The story for this game seems really good. The period isn’t super clear at first but seems to take place only days after the fall of the Berlin Wall. Something happens, and a nation trained to jump to the attack at the sound of a signal wakes to a horrifying night of killer robots. You wake up outside of a house, with nothing on you, only to be greeted by broken robots and sometimes a dead body. You’ll find the bits and pieces of what people did when hearing the signal, but that’s about it. With maybe a side mission here and there, the first part of this seemingly large storyline is mostly you chasing after a group of people who moved to another location for one reason or another. If this isn’t the case, then you find a bunch of robots trying to kill you after you find the location you thought was safe but, in fact, everyone is dead. So you find a new group to track down. This goes on for what feels like way longer than it should, but at least my quest log doesn’t get littered with more side quests than I know what to do with.
This game has a very Fallout 3 feel to it. The graphics aren’t as good as newer titles, but it still holds up. The world itself always feels dark and never truly day time. The foliage isn’t bad either, nor are the textures for most things. There is one major painful thing to look at, and that’s when the game recycles assets. I know Skyrim is a master at doing this, and I honestly didn’t know how much they recycled until watching a video on it. By the second shed and the third house, it was painfully clear how much recycling of assets was done for this game. I thought during my second looting of a house, that maybe I was just lost and ended up back over where I started. By the third looting, I realized there were only two house models in the whole game. This isn’t so bad with the sheds and other small buildings, but it was pretty bad for the houses. With no variety, finding loot became easy; too easy. I did the normal open world search, but most places I thought there was loot, there wasn’t. The same layout for every house and other small buildings made finding what little loot did exist more of a chore than fun looting.
Compared to other open world games, don’t come into Generation Zero expecting much. Other than searching and combat, there doesn’t seem to be much more to this game. The map is huge, so I know this game has content to it or, at least, the potential to be amazing. Yet, from the start, it just feels like that content is on a fishing pole and is always getting reeled away from you. One really annoy thing I noticed early on is that there isn’t a hit marker or damage indicator when shooting enemies. This got super annoying the more encounters I experienced until I got the Hunting Rifle. Using a scope and shooting from a distance made it easier, and clearer, to ensure I was hitting my target.
Questing in this game isn’t as straightforward as it should be, with one quest being to find the next location on your untagged map. The tutorial tab also doesn’t list what each map marker does, making it all that much more confusing if you are getting close to something important or not. One thing that drove me up the wall were these little locations that had beacons; but no interaction, no signs of taking damage, and no tutorial related to them. I assume they are for a later quest or something, but other than an enemy or two, seem to serve no purpose.

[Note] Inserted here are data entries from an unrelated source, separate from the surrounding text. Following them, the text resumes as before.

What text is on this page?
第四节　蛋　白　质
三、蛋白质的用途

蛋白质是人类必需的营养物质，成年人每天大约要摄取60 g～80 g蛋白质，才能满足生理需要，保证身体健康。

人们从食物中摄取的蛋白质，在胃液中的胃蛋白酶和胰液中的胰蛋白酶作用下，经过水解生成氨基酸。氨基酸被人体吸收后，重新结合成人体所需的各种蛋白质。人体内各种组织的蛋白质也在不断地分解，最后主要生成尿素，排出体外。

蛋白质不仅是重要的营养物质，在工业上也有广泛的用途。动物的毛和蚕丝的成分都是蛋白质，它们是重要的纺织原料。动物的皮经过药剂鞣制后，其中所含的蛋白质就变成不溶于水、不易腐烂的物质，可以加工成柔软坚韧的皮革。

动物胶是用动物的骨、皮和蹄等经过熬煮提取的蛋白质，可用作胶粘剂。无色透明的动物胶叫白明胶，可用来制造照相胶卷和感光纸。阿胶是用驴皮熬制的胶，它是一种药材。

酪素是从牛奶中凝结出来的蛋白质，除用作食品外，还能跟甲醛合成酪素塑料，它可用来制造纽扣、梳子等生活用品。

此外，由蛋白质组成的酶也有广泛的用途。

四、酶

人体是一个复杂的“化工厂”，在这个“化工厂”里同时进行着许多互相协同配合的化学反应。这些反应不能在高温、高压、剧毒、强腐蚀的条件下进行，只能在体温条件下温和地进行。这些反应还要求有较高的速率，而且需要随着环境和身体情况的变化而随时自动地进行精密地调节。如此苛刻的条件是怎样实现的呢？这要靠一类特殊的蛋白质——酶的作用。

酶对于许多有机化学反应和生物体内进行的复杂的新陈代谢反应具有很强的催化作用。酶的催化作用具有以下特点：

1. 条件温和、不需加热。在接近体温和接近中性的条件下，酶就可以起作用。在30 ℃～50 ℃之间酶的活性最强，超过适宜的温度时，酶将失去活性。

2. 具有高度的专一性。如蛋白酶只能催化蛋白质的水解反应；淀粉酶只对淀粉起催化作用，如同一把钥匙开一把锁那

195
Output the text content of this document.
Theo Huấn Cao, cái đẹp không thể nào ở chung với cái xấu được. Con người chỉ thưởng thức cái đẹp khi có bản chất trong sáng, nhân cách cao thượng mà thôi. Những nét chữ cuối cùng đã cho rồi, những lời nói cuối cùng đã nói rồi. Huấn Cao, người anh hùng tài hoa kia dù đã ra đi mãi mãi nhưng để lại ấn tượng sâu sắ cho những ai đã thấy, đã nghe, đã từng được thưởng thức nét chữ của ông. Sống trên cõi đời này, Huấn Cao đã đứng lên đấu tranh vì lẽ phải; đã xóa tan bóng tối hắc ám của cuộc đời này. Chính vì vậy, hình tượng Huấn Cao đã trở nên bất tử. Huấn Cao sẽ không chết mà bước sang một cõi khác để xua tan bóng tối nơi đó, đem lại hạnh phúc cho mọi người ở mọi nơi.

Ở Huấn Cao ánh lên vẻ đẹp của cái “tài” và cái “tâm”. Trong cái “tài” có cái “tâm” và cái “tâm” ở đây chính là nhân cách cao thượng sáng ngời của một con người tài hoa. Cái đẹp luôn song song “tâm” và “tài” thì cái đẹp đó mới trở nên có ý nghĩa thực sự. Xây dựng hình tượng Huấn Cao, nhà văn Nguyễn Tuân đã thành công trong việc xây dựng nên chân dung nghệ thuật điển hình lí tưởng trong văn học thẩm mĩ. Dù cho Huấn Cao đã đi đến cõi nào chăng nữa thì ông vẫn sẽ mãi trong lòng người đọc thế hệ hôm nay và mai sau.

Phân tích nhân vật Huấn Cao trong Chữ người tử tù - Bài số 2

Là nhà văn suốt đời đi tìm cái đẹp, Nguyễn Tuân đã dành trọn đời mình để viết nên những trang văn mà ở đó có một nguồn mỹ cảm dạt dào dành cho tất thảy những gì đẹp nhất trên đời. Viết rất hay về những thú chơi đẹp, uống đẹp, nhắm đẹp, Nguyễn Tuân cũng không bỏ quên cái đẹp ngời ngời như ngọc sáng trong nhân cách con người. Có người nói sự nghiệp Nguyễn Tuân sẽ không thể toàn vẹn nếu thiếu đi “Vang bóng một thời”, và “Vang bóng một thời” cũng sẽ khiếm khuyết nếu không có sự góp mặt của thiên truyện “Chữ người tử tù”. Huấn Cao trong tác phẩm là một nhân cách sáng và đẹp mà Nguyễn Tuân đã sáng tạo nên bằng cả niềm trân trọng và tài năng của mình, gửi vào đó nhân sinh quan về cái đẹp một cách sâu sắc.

I wouldn’t recommend playing this and hoping to jump in with other random players. You’ll have a much easier time trying to play with friends. I tried multiplayer a few times, and while nothing stood out as broken, it just felt empty and not much of a way to communicate with people other than digging out my headset. I honestly think Apex Legends has ruined online multiplayer and has made communicating with non-friend teammates a touch more frustrating. Regardless of that, the idea of playing with friends could make this game a lot more of an enjoyable experience.
Would I recommend Generation Zero? That’s not an easy question. I want to recommend this game, but it doesn’t feel like it is worth the play time. I feel that in six months’ time, I will replay this game and hopefully will enjoy it a lot! I think given some more development time, Generation Zero could be a lot of fun. It feels like this game is missing out on some modern elements that people have come to expect out of video games but, on its own, it’s not a bad game. In short, this game holds promise but it isn’t there yet.